O hagiólogo Lira comenta que a religiosa acabou se transformando, “de anjo bom da Bahia para anjo bom do Brasil e, após sua canonização, anjo bom do mundo, com a universalização do culto a ela”.

Segundo a sinopse biográfica publicada pelo Vaticano e distribuída durante a missa de canonização, em 2019, Irmã Dulce era uma fonte de caridade “maternal, carinhosa”. “A sua dedicação aos pobres tinha uma raiz sobrenatural e do alto recebia forças e recursos para dar vida a uma maravilhosa atividade de serviço aos últimos”, diz o texto oficial da Santa Sé, que ainda acrescenta que quando a religiosa morreu, 30 anos atrás, já era uma pessoa “nimbada de grande fama de santidade”.

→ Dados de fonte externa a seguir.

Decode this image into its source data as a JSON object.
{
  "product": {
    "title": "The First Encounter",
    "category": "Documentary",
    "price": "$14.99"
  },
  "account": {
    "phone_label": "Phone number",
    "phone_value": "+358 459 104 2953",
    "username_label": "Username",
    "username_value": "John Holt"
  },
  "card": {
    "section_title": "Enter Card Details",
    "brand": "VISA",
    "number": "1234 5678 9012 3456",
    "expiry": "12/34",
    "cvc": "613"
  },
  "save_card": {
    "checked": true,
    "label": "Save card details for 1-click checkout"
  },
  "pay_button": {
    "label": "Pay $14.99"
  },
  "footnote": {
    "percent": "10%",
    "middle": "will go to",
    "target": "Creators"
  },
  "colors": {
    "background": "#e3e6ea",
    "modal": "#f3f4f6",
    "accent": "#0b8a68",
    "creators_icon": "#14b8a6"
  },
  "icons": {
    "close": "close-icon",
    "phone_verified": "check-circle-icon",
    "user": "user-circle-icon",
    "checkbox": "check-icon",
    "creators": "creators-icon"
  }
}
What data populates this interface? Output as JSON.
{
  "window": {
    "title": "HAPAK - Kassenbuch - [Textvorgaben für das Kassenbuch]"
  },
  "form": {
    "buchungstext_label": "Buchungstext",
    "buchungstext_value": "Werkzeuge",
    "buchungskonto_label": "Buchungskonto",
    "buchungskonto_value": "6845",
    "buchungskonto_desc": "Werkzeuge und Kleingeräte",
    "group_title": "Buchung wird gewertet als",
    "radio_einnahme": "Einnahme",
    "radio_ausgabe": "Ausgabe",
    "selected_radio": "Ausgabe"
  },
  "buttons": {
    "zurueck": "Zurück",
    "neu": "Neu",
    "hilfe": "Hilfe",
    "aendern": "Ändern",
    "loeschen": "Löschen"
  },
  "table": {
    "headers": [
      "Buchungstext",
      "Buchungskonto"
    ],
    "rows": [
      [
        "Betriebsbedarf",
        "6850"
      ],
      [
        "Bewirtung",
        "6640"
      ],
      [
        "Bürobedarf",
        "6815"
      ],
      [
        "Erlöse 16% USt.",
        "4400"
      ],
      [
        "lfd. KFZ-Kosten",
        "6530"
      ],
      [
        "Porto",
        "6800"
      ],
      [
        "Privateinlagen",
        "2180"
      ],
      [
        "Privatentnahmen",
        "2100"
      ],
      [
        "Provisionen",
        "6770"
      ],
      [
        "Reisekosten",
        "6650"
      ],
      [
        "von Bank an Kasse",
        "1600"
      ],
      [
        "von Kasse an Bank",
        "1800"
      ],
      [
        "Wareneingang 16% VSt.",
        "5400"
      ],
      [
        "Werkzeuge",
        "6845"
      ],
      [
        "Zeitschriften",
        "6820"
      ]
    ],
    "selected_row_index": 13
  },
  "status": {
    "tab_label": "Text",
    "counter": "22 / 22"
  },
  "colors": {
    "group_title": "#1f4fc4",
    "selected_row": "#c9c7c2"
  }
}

Sinopse biográfica publicada pelo Vaticano em 2019 diz que a Irmã Dulce era uma fonte de caridade “maternal, carinhosa”

“Com a canonização, Santa Dulce dos Pobres ganhou os altares de todo o mundo e passou a ser conhecida e admirada como exemplo das virtudes cristãs, por católicos de outros países”, concorda o gestor do santuário, Márcio Didier. “Como sua obra social tem um caráter humanista, pessoas de diversas religiões se interessam, cada vez mais, por conhecer e ajudar a Osid, se encantando ao saber que, além da saúde, ainda atuamos na educação, na assistência social e espiritual.”

“Nada foi fácil na caminhada de santidade de Santa Dulce dos Pobres”, acrescenta ele “Diariamente lidamos com diversas dificuldades, mas aprendemos com ela a trabalhar duro, fazer a nossa parte, perseverar e confiar na providência divina e na generosidade daqueles que abraçam a Osid como os doadores e sócios-protetores. Neste tempo de pandemia, os relatos de graças alcançadas, os pedidos e os agradecimentos pela palavra de esperança em tempos de tanta incerteza e dor nos dão a certeza de que o Brasil e o mundo precisavam de mais esta intercessora no céu.”

No dia 13 de março, às 8h30, houve uma missa especial no Santuário Santa Dulce dos Pobres. “Recordamos o trânsito, a morte [da religiosa], e agradecemos por esses 30 anos de presença entre nós, sendo inspiração constante para todos os que, diariamente, fazem acontecer seu maior milagre: suas obras sociais”, afirma Didier.